His clinic, Kedren Health in South Los Angeles, is a hub for health care workers at small, community clinics in L.A.’s poorest neighborhoods.
What You Need To Know
- Dr. Jerry Abraham's Kedren Health clinic in South L.A. is a hub for health care workers at small community clinics
- Both the Moderna and Pfizer vaccines require two doses to give above 90% immunity
- Kedren is not saving any of their inventory for the second round, opting instead to vaccinate as many health care workers as possible
“Our health care workers who are around COVID-19, they need vaccine today,” Abraham said between inoculations.
Both the Moderna and Pfizer vaccines require two doses to give above 90% immunity, but Kedren is not saving any of their inventory for the second round, opting instead to vaccinate as many health care workers as possible — even if that means Abraham himself has to wait longer for a second shot.
“I will wait if I have to, because we have to get everybody their first dose,” said Abraham, who closely follows guidelines set by L.A. County.
With their first 300 doses into the arms of local health care workers, it’s time to take a trip to get more.
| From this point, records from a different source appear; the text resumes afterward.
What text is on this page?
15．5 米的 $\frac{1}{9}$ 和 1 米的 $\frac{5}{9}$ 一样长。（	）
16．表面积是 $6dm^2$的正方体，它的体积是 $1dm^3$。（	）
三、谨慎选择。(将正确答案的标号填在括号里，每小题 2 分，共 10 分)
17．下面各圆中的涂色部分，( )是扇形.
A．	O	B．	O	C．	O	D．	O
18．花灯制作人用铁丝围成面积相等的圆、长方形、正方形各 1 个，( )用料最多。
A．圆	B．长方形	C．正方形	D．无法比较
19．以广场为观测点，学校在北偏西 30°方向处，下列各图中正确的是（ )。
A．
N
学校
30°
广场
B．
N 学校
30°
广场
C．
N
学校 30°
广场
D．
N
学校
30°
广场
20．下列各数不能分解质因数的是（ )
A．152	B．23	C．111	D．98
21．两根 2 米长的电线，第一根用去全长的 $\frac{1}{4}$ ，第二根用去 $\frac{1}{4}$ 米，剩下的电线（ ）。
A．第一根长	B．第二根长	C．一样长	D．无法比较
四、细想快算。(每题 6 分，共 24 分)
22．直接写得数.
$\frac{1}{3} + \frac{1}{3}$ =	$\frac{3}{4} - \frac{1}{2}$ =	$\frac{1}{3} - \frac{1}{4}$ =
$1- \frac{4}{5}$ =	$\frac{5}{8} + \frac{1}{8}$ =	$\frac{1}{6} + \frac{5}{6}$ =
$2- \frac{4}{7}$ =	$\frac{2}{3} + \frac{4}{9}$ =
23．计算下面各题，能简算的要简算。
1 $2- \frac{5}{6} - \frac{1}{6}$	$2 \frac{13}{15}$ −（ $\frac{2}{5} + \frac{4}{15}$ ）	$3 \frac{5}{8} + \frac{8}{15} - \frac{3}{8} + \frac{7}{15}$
In a vaccine rollout that’s been criticized as slow and disorganized, Abraham’s daily phone calls to the county are paying off.
In fact, on a car ride over to pick up more vaccines, Abraham convinced L.A. County to double Kedren’s allotment — from 600 to 1,200 doses of Moderna.
“We don’t want Moderna just sitting in their freezers or their fridges for long periods of time," said Abraham. "That’s not going to do anyone any good.”
Once he’s back at the clinic, the boxes are immediately unpacked, and vaccinations resume.